Hi Berkman - thanks for the reply.

Don't know why you moved this.... it's not a homework question..........

The equations of input vs. flux is not the issue, rather the relative performance of different core permeabilities. A higher permeability core in a motor application will perform better - more flux per watt input.
However, in this odd application, I'm unsure of how the permeability will affect the efficiency per my 1st post.

- -

flux density = Ampere-Turns/length of the core material X ur

Turns=number of turns of wire
length=measured in meters
u=permeabilty of free space/air/vacuum 4pi x 10^-7
r=relative permeability

A bolt that is .1 meters long (about 4 inches) with diameter of .01 meters(about .4 inches), the cross-sectional area of the bolt/nail would be .00007854.

For iron, r=50. r X u =.00006283. 1 Tesla divided by .00006283 is approximately 16000 Ampere-Turns/meter. 16000 X .1 meters(length of the core) is 1600 Ampere-Turns. If the coil resistance is 10 ohms and you wish to use 1 Amperes then you'll need 10 Volts. With 1 amperes you'll need 1600 turns of wire.(1 Amperes X 1600 Turns = 1600 Ampere-Turns).

The power consumption for the coil would be 10 Volts X 1 Ampere = 10 Watts.
At repulsion when the electromagnet is energized, force is calculated like this:

F=B^2A/2u

B=Total Tesla which in this case is 1(electromagnet) + 1(permanent magnet) =2
A=in this case .00007854
u=4pi X 10^-7

F=2^2(4) X .00007854/2 X 4pi X 10^-7=125 Newtons

(1) H in AT/m=NxI/length

(2) B in Tesla=H x (.000001256 x 800)

2000 Gauss=.2Tesla ur=.0010048
.2/.0010048=199 AT/m

H=N x I/5.08 199 x 5.08=1011 AT

4. Jan 8, 2009

Staff: Mentor

Sounds like a pretty complicated case. What shape is the permanent magnet? If it is a horseshoe magnet, with both poles exposed to the electromagnet face, will it ever fall off?
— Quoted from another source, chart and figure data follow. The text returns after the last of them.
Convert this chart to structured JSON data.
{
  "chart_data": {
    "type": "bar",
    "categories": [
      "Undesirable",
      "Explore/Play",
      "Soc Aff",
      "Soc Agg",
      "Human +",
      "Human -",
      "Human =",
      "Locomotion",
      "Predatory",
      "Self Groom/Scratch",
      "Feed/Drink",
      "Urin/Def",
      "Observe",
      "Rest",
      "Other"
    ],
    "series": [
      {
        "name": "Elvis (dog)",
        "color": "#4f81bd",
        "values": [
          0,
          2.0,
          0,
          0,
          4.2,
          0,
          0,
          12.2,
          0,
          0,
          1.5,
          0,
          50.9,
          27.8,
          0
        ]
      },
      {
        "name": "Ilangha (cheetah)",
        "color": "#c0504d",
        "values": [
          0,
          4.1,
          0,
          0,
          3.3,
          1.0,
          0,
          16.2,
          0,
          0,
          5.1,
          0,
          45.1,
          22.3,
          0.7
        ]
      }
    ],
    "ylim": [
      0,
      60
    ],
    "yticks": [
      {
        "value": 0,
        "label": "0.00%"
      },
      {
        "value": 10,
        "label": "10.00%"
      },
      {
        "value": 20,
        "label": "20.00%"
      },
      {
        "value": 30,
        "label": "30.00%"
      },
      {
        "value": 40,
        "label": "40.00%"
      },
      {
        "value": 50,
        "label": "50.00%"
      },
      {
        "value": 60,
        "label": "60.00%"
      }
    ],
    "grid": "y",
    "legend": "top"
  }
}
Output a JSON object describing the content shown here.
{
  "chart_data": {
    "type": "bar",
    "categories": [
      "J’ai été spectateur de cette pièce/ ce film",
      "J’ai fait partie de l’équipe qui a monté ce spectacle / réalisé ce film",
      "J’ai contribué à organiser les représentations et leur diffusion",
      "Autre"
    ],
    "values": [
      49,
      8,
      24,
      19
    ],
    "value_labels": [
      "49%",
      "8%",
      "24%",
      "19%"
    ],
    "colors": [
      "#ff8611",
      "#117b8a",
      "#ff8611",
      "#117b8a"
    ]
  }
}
And if it is a slug magnet, will it fall off, or will it just flip as you get near to matching the interface flux? Remember that the electromagnet attracts the permanent magnet by virtue of the ferrous material that the permanent magnet is made of.... Just opposing the permanent flux may not be enough to make the permanent magnet "fall away".... You may have to define the geometry of the permanent magnet more closely in order to work toward a solution.

BTW, have you tried this experiment? Might be good to run a few trials to see what the mechanical behavior looks like, to help your calculations.